Demikian pendapat mantan Wakil Presiden, Jusuf Kalla, sebelum seminar politik "Disharmoni Hubungan Presiden dengan DPR" di Hotel Sari Pan Pacific, Jakarta, Rabu (18/7). Sebenarnya, kata JK, Presiden dan DPR di Indonesia tidak bisa saling menjatuhkan, tapi bisa bermusyawarah dengan baik. Lalu apa penyebab disharmoni DPR dan RI-1?
"Sekarang ini pemerintah dengan sadar membuat oposisi, dengan sadar, karena membentuk Setgab (Sekretariat Gabungan). Setgab itu partai pemerintah, di luar Setgab adalah oposisi. Jadi pemerintah dengan resmi membuat oposisi," ungkap JK.
Eks Ketua Umum Golkar itu mengisahkan caranya menangani parpol-parpol di DPR selama dia menjabat Wapres-nya SBY (2004-2009).

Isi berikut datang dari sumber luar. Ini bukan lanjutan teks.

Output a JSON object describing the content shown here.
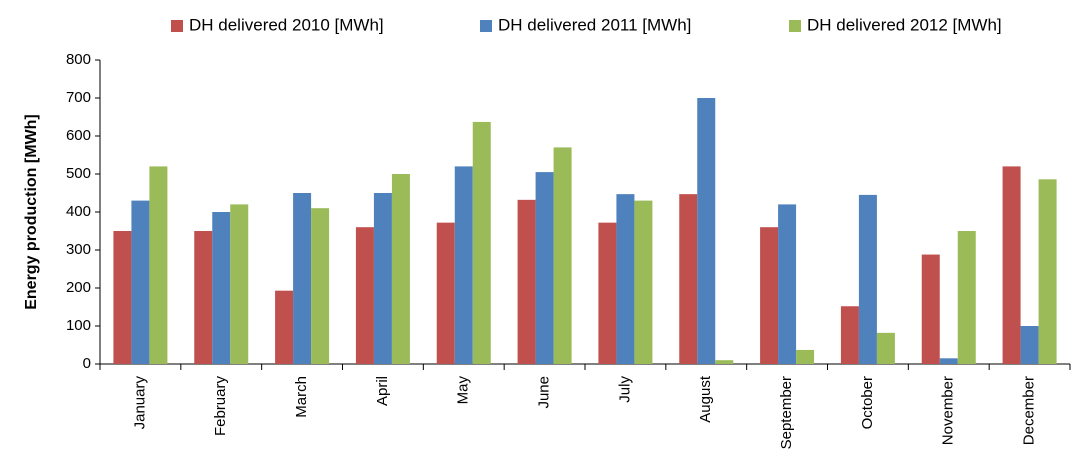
{
  "chart_data": {
    "type": "bar",
    "title": "",
    "xlabel": "",
    "ylabel": "Energy production [MWh]",
    "ylim": [
      0,
      800
    ],
    "yticks": [
      0,
      100,
      200,
      300,
      400,
      500,
      600,
      700,
      800
    ],
    "grid": false,
    "legend_position": "top",
    "categories": [
      "January",
      "February",
      "March",
      "April",
      "May",
      "June",
      "July",
      "August",
      "September",
      "October",
      "November",
      "December"
    ],
    "series": [
      {
        "name": "DH delivered 2010 [MWh]",
        "color": "#c0504d",
        "values": [
          350,
          350,
          193,
          360,
          372,
          432,
          372,
          447,
          360,
          152,
          288,
          520
        ]
      },
      {
        "name": "DH delivered 2011 [MWh]",
        "color": "#4f81bd",
        "values": [
          430,
          400,
          450,
          450,
          520,
          505,
          447,
          700,
          420,
          445,
          15,
          100
        ]
      },
      {
        "name": "DH delivered 2012 [MWh]",
        "color": "#9bbb59",
        "values": [
          520,
          420,
          410,
          500,
          637,
          570,
          430,
          10,
          37,
          82,
          350,
          486
        ]
      }
    ]
  }
}
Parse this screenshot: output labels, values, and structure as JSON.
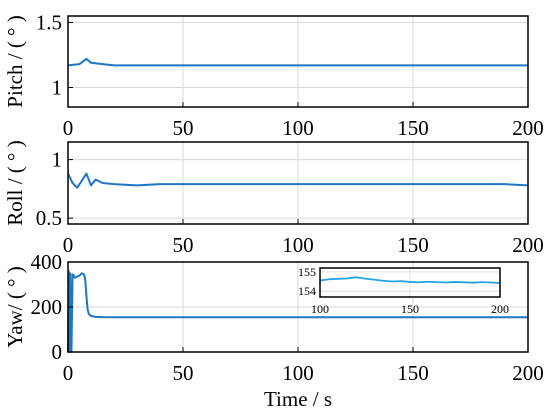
{
  "colors": {
    "series": "#1f77c4",
    "inset_series": "#23a3e6",
    "grid": "#d9d9d9",
    "axis": "#000000",
    "background": "#ffffff"
  },
  "chart_data": [
    {
      "type": "line",
      "id": "pitch",
      "xlabel": "",
      "ylabel": "Pitch / ( ° )",
      "xlim": [
        0,
        200
      ],
      "ylim": [
        0.85,
        1.55
      ],
      "xticks": [
        0,
        50,
        100,
        150,
        200
      ],
      "yticks": [
        1,
        1.5
      ],
      "grid": true,
      "series": [
        {
          "x": [
            0,
            5,
            8,
            10,
            15,
            20,
            30,
            40,
            50,
            60,
            70,
            80,
            90,
            100,
            110,
            120,
            130,
            140,
            150,
            160,
            170,
            180,
            190,
            200
          ],
          "values": [
            1.17,
            1.18,
            1.22,
            1.19,
            1.18,
            1.17,
            1.17,
            1.17,
            1.17,
            1.17,
            1.17,
            1.17,
            1.17,
            1.17,
            1.17,
            1.17,
            1.17,
            1.17,
            1.17,
            1.17,
            1.17,
            1.17,
            1.17,
            1.17
          ]
        }
      ]
    },
    {
      "type": "line",
      "id": "roll",
      "xlabel": "",
      "ylabel": "Roll / ( ° )",
      "xlim": [
        0,
        200
      ],
      "ylim": [
        0.45,
        1.15
      ],
      "xticks": [
        0,
        50,
        100,
        150,
        200
      ],
      "yticks": [
        0.5,
        1
      ],
      "grid": true,
      "series": [
        {
          "x": [
            0,
            2,
            4,
            6,
            8,
            10,
            12,
            15,
            20,
            30,
            40,
            50,
            60,
            70,
            80,
            90,
            100,
            110,
            120,
            130,
            140,
            150,
            160,
            170,
            180,
            190,
            200
          ],
          "values": [
            0.88,
            0.8,
            0.76,
            0.82,
            0.88,
            0.78,
            0.83,
            0.8,
            0.79,
            0.78,
            0.79,
            0.79,
            0.79,
            0.79,
            0.79,
            0.79,
            0.79,
            0.79,
            0.79,
            0.79,
            0.79,
            0.79,
            0.79,
            0.79,
            0.79,
            0.79,
            0.78
          ]
        }
      ]
    },
    {
      "type": "line",
      "id": "yaw",
      "xlabel": "Time / s",
      "ylabel": "Yaw/ ( ° )",
      "xlim": [
        0,
        200
      ],
      "ylim": [
        0,
        400
      ],
      "xticks": [
        0,
        50,
        100,
        150,
        200
      ],
      "yticks": [
        0,
        200,
        400
      ],
      "grid": true,
      "series": [
        {
          "x": [
            0,
            0.3,
            0.6,
            1.0,
            1.5,
            2.0,
            2.5,
            3,
            4,
            5,
            6,
            7,
            7.5,
            8,
            8.5,
            9,
            10,
            11,
            12,
            15,
            20,
            30,
            50,
            100,
            150,
            200
          ],
          "values": [
            0,
            360,
            0,
            350,
            0,
            345,
            340,
            330,
            335,
            340,
            350,
            345,
            320,
            250,
            190,
            170,
            160,
            158,
            156,
            155,
            154.5,
            154.5,
            154.4,
            154.4,
            154.3,
            154.3
          ]
        }
      ],
      "inset": {
        "xlim": [
          100,
          200
        ],
        "ylim": [
          153.7,
          155.2
        ],
        "xticks": [
          100,
          150,
          200
        ],
        "yticks": [
          154,
          155
        ],
        "x": [
          100,
          105,
          110,
          115,
          120,
          125,
          130,
          135,
          140,
          145,
          150,
          155,
          160,
          165,
          170,
          175,
          180,
          185,
          190,
          195,
          200
        ],
        "values": [
          154.55,
          154.62,
          154.64,
          154.66,
          154.72,
          154.65,
          154.6,
          154.54,
          154.5,
          154.52,
          154.48,
          154.46,
          154.49,
          154.47,
          154.45,
          154.48,
          154.46,
          154.44,
          154.47,
          154.45,
          154.42
        ]
      }
    }
  ]
}
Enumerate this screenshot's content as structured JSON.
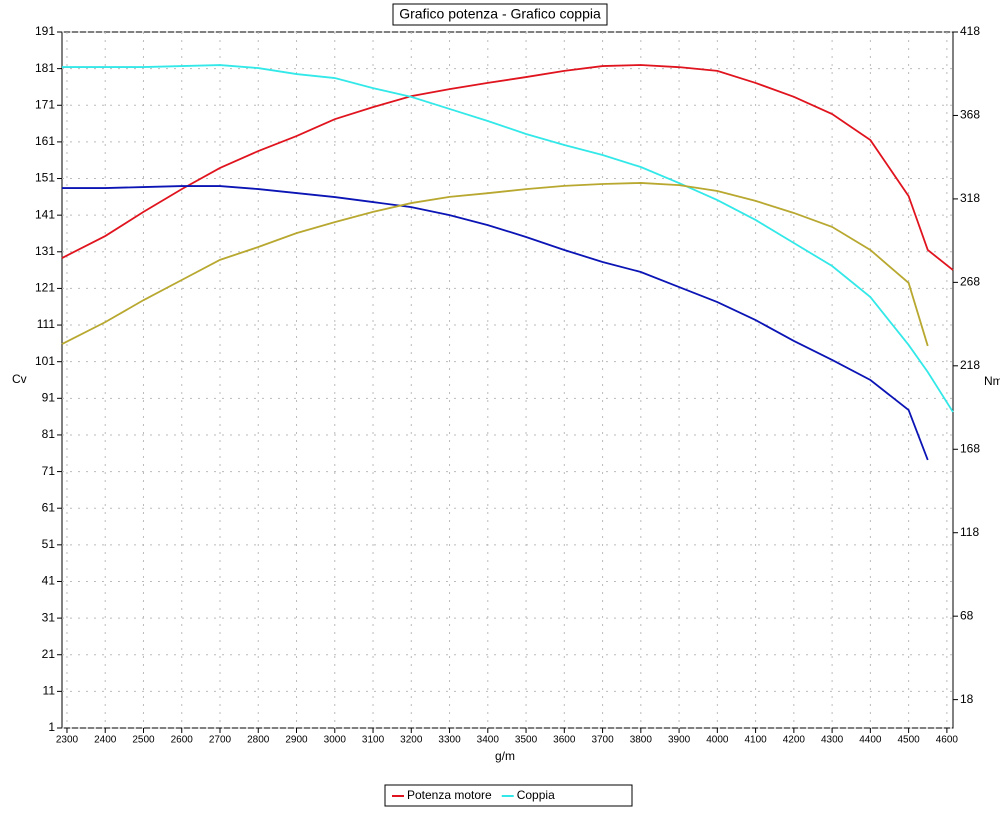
{
  "chart_data": {
    "type": "line",
    "title": "Grafico potenza - Grafico coppia",
    "xlabel": "g/m",
    "ylabel": "Cv",
    "y2label": "Nm",
    "x": [
      2287,
      2400,
      2500,
      2600,
      2700,
      2800,
      2900,
      3000,
      3100,
      3200,
      3300,
      3400,
      3500,
      3600,
      3700,
      3800,
      3900,
      4000,
      4100,
      4200,
      4300,
      4400,
      4500,
      4550,
      4616
    ],
    "series": [
      {
        "name": "Potenza motore",
        "color": "#e0141e",
        "axis": "y",
        "values": [
          129.3,
          135.3,
          141.9,
          148.1,
          153.9,
          158.5,
          162.6,
          167.2,
          170.5,
          173.5,
          175.4,
          177.1,
          178.7,
          180.4,
          181.7,
          182.0,
          181.4,
          180.4,
          177.1,
          173.3,
          168.6,
          161.5,
          146.2,
          131.5,
          126.0
        ]
      },
      {
        "name": "Coppia",
        "color": "#33e8e8",
        "axis": "y2",
        "values": [
          397.0,
          397.0,
          397.0,
          397.6,
          398.2,
          396.4,
          392.8,
          390.4,
          384.4,
          379.1,
          371.9,
          364.7,
          356.9,
          350.3,
          344.3,
          337.1,
          327.5,
          317.3,
          305.4,
          291.6,
          277.8,
          259.2,
          230.5,
          214.3,
          190.3
        ]
      },
      {
        "color": "#0b14b4",
        "axis": "y2",
        "values": [
          324.5,
          324.5,
          325.1,
          325.7,
          325.7,
          323.9,
          321.5,
          319.1,
          316.1,
          313.1,
          308.3,
          302.3,
          295.2,
          287.4,
          280.2,
          274.2,
          265.2,
          256.2,
          245.4,
          232.9,
          221.5,
          209.5,
          191.5,
          161.6,
          null
        ]
      },
      {
        "color": "#b8a830",
        "axis": "y",
        "values": [
          105.8,
          111.8,
          117.8,
          123.3,
          128.8,
          132.3,
          136.1,
          139.1,
          141.9,
          144.3,
          146.0,
          147.0,
          148.1,
          149.0,
          149.5,
          149.8,
          149.2,
          147.6,
          144.9,
          141.6,
          137.8,
          131.5,
          122.5,
          105.3,
          null
        ]
      }
    ],
    "xlim": [
      2287,
      4616
    ],
    "xticks": [
      2300,
      2400,
      2500,
      2600,
      2700,
      2800,
      2900,
      3000,
      3100,
      3200,
      3300,
      3400,
      3500,
      3600,
      3700,
      3800,
      3900,
      4000,
      4100,
      4200,
      4300,
      4400,
      4500,
      4600
    ],
    "ylim": [
      1,
      191
    ],
    "yticks": [
      1,
      11,
      21,
      31,
      41,
      51,
      61,
      71,
      81,
      91,
      101,
      111,
      121,
      131,
      141,
      151,
      161,
      171,
      181,
      191
    ],
    "y2lim": [
      1,
      418
    ],
    "y2ticks": [
      18,
      68,
      118,
      168,
      218,
      268,
      318,
      368,
      418
    ],
    "grid": true,
    "legend": "bottom"
  }
}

"Saya tidak bedakan partai apapun karena ini presidensil. Kalau ada masalah, yang pertama saya telepon bukan Golkar, bukan Demokrat, karena mereka pasti setuju. Yang pertama saya telepon adalah PDIP dan mereka bangga. Harmoni jadinya," ungkap JK.
"Sehingga Panda Nababan (politisi PDIP) sabar menghadapi fraksi Golkar dan Demokrat," tambahnya disambut tawa hadirin di acara.
Kembali dia ceritakan situasi pada saat pemerintah ingin menaikkan harga BBM 125 persen. Mengapa kebijakannya aman?
"Saya telepon Emir Moeis (tokoh PDIP). Cek saja ke Emir," ucapnya.
Kemudian JK membuka isi percakapannya "Kita mau naikkan BBM nih, tapi agak tinggi, tapi kalau tidak malah bahaya nantinya," kata JK. "Ah naikkan saja bos, tinggi-tinggi juga tidak apa-apa," demikian Emir seperti diceritakannya.
"Benar nih? Jadi PDIP tidak marah ya?" ujar JK ke Emir. "Ah tidak, tenang saja bos," demikian JK menirukan jaminan dari Emir, yang disambut tawa para hadirin.
Setelah mengamankan parpol non pemerintah, lanjut JK, barulah dia menghubungi parpol pemerintah untuk memastikan kebijakan pemerintah itu betul-betul aman.